Another important issue is how many IgG4+ plasma cells are sufficient for diagnosis. In the HISORt criteria, involvement of other organs by AIP is diagnosed by biopsy based on a threshold of ≥10 IgG4+ plasma cells per HPF [17]. We agree to apply this idea for liver needle biopsy, because other hepatobiliary disorders rarely exhibit occasional positive cells (<10 positive cells/HPF) in peripheral portal tracts, and the presence of ≥10 IgG4+ plasma cells per HPF is extremely rare in our experience. In the present study, the sensitivity and specificity of this threshold for the diagnosis of IgG4-SC were 26 and 100%, respectively. If this threshold had been applied to the previous two studies by Umemura et al. [12] and Deshpande et al. [13], the sensitivities would have been 21 and 60%, respectively. Although this diagnostic sensitivity is insufficient, it would have increased to 57% if restricted to patients with intrahepatic biliary stricture on cholangiograms. In the present study, there were no correlations between serum IgG4 concentrations and the number of IgG4+ plasma cells. Umemura et al. [12] reported that a highly significant association was found between serum IgG4 concentrations and the number of IgG4+ plasma cells. Their results were thus different from ours. Various results concerning correlations between serum IgG4 concentrations and the number of IgG4+ plasma cells have been reported in other organ specimens with AIP patients.

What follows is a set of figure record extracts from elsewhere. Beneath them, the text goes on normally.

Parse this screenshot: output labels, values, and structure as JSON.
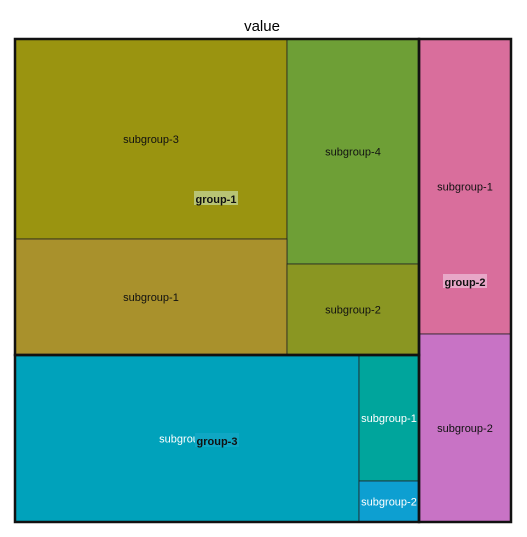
{
  "chart_data": {
    "type": "treemap",
    "title": "value",
    "groups": [
      {
        "name": "group-1",
        "color": "#9a9410",
        "subgroups": [
          {
            "name": "subgroup-3",
            "color": "#9a9410"
          },
          {
            "name": "subgroup-4",
            "color": "#6e9f36"
          },
          {
            "name": "subgroup-1",
            "color": "#a9912c"
          },
          {
            "name": "subgroup-2",
            "color": "#8a9622"
          }
        ]
      },
      {
        "name": "group-2",
        "color": "#d96e9c",
        "subgroups": [
          {
            "name": "subgroup-1",
            "color": "#d96e9c"
          },
          {
            "name": "subgroup-2",
            "color": "#c873c5"
          }
        ]
      },
      {
        "name": "group-3",
        "color": "#00a2bb",
        "subgroups": [
          {
            "name": "subgroup-3",
            "color": "#00a2bb"
          },
          {
            "name": "subgroup-1",
            "color": "#00a59c"
          },
          {
            "name": "subgroup-2",
            "color": "#0d9fd1"
          }
        ]
      }
    ]
  }
}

Before starting this study, we expected that some patients with IgG4-SC might show small duct involvement despite having a normal intrahepatic/hilar cholangiogram, as is the case for small-duct PSC. However, all the patients with small duct involvement showed cholangiographic abnormalities in either the hilar or intrahepatic bile ducts. The common bile duct, especially its distal part, is commonly affected by AIP. It should be noted that patients with only intrapancreatic stricture on cholangiograms did not show IgG4+ plasma cell infiltration into the peripheral portal tracts, suggesting that liver needle biopsy is less useful for such patients. Another point of interest was that patients without small bile duct involvement more frequently showed canalicular cholestasis presumably induced by severe stricture of the large bile ducts, in comparison with PSC. Canalicular cholestasis may be one of the features suggestive of IgG4-SC in this situation. However, it should be noted that IgG4-SC patients with localized large duct strictures must be differentiated more carefully from pancreatobiliary cancer rather than from PSC. We consider that canalicular cholestasis is not useful for such differential diagnosis.

In conclusion, small bile duct involvement of IgG4-SC is observed more frequently in patients with intrahepatic biliary strictures on cholangiography, and liver needle biopsy is especially useful for the diagnosis of IgG4-SC in such patients.